The planning fallacy is not unescapable, though. We can do something about it or at least we can mitigate it, namely by taking the outside view. It involves that you must look for objective ways to judge your plans, especially:
- Look for reference cases and objective criteria to judge whether your plan is realistic. No plan is unique, and there are past cases (the so-called reference class of cases) you can learn from and that help improve your planning.
- Make several scenarios, both optimistic and pessimistic, how your project may develop. Usually a pessimistic scenario is more realistic than an optimistic scenario.
- Divide your project into parts and calculate the time and costs to execute them. Then add the time and costs necessary for the parts, and probably the sum will be higher (and more realistic) than the time and costs estimated for the project as a whole.
- Use reliable objective estimation techniques for your project and ask the opinion of outsiders.
If you take the outside view, certainly the effects of the planning fallacy will be mitigated if not avoided.
And how about Russia (Putin)? It’s clear that Russia (Putin) was overoptimistic about his military and political plans and trapped into the planning fallacy fall by leaning too much on the inside view, disregarding facts known to outsiders and ignoring warnings from third parties who felt themselves threatened by the invasion of Ukraine. Here are some planning mistakes that Russia (Putin) made, to my mind:
- Ignoring that often the defender is stronger than the attacker, as the military theorist Carl von Clausewitz wrote already 200 years ago.

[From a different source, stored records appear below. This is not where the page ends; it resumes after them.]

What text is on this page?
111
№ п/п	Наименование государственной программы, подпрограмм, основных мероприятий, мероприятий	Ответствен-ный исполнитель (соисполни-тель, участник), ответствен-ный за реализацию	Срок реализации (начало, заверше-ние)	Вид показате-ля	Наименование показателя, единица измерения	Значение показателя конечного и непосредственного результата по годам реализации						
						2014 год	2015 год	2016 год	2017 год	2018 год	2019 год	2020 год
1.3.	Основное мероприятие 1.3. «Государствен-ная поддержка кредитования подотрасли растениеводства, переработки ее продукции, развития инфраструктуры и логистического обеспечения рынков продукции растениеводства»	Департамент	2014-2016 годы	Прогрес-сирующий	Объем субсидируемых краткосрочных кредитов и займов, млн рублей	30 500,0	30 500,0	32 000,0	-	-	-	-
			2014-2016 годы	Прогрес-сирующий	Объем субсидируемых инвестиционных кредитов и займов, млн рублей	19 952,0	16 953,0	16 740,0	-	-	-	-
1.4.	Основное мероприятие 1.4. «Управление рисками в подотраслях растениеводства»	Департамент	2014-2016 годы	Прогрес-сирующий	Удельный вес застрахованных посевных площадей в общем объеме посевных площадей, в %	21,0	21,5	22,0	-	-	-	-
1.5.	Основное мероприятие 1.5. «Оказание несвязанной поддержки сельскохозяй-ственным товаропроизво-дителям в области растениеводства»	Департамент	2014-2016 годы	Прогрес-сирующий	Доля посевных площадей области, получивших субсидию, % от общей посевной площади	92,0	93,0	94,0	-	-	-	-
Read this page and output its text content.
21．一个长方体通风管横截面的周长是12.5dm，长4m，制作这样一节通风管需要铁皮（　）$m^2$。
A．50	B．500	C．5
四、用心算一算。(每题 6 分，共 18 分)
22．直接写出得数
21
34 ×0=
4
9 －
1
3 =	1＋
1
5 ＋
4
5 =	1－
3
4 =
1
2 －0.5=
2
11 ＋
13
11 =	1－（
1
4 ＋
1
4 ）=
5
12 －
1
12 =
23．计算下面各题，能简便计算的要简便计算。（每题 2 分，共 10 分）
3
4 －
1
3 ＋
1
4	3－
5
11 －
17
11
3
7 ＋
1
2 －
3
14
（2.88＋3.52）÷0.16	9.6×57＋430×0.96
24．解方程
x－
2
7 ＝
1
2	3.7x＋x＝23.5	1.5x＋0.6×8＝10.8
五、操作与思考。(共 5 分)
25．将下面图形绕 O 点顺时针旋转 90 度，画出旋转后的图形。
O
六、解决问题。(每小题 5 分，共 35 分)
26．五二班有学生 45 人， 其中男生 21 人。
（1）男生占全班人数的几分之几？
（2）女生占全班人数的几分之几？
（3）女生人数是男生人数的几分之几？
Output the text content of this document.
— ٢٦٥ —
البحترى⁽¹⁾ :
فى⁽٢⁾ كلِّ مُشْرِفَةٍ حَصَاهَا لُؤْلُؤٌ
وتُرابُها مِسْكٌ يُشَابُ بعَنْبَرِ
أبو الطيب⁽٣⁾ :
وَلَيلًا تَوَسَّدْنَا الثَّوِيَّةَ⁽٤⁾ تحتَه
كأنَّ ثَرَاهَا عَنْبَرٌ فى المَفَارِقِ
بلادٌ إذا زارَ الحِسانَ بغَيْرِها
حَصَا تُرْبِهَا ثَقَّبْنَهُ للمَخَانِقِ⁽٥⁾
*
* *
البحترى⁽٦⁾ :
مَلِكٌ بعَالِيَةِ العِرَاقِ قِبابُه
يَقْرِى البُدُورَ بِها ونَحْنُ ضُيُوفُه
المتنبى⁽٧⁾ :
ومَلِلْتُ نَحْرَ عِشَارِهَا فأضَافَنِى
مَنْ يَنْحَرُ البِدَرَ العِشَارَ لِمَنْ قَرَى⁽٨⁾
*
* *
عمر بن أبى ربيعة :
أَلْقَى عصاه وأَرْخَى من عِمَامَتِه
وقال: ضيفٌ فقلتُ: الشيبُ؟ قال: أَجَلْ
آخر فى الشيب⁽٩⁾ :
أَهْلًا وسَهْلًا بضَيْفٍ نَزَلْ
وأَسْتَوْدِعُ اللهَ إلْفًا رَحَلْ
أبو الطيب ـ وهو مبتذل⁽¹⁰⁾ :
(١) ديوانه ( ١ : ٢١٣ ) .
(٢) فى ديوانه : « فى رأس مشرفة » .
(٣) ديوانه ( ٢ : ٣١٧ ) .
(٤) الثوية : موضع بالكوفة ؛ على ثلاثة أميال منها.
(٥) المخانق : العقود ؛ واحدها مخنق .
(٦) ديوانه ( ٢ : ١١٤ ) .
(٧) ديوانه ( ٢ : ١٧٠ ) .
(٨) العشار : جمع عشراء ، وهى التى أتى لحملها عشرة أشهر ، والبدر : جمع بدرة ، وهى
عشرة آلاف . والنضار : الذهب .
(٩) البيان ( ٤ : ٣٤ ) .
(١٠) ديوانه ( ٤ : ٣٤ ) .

- Ignoring that invading and occupying a country is not enough to win a war, so Clausewitz, but that you win only by breaking the will to resist. In 2014, when Russia (Putin) annexed Crimea, the Ukrainian will and power to resist was weak. However, since then and because of the annexation both have very much increased. Moreover, not only the will to resist of the Ukrainian people and the strength of its army have grown a lot since 2014, but this has been ignored or belittled by Russia (Putin).
- Russia (Putin) didn’t take seriously the warnings by third parties like the EU and the USA that they would feel themselves threatened by an invasion of Ukraine and that they would take serious countermeasures and would support Ukraine.
Briefly, although many see Putin as a very rationally calculating person who knows what he does, his calculations were based on the inside view. Putin disregarded the outside view and that’s why he trapped into the planning fallacy fall. 

Source
Daniel Kahneman, Thinking, Fast and Slow. London: Penguin Books, 2012; pp. 245-252.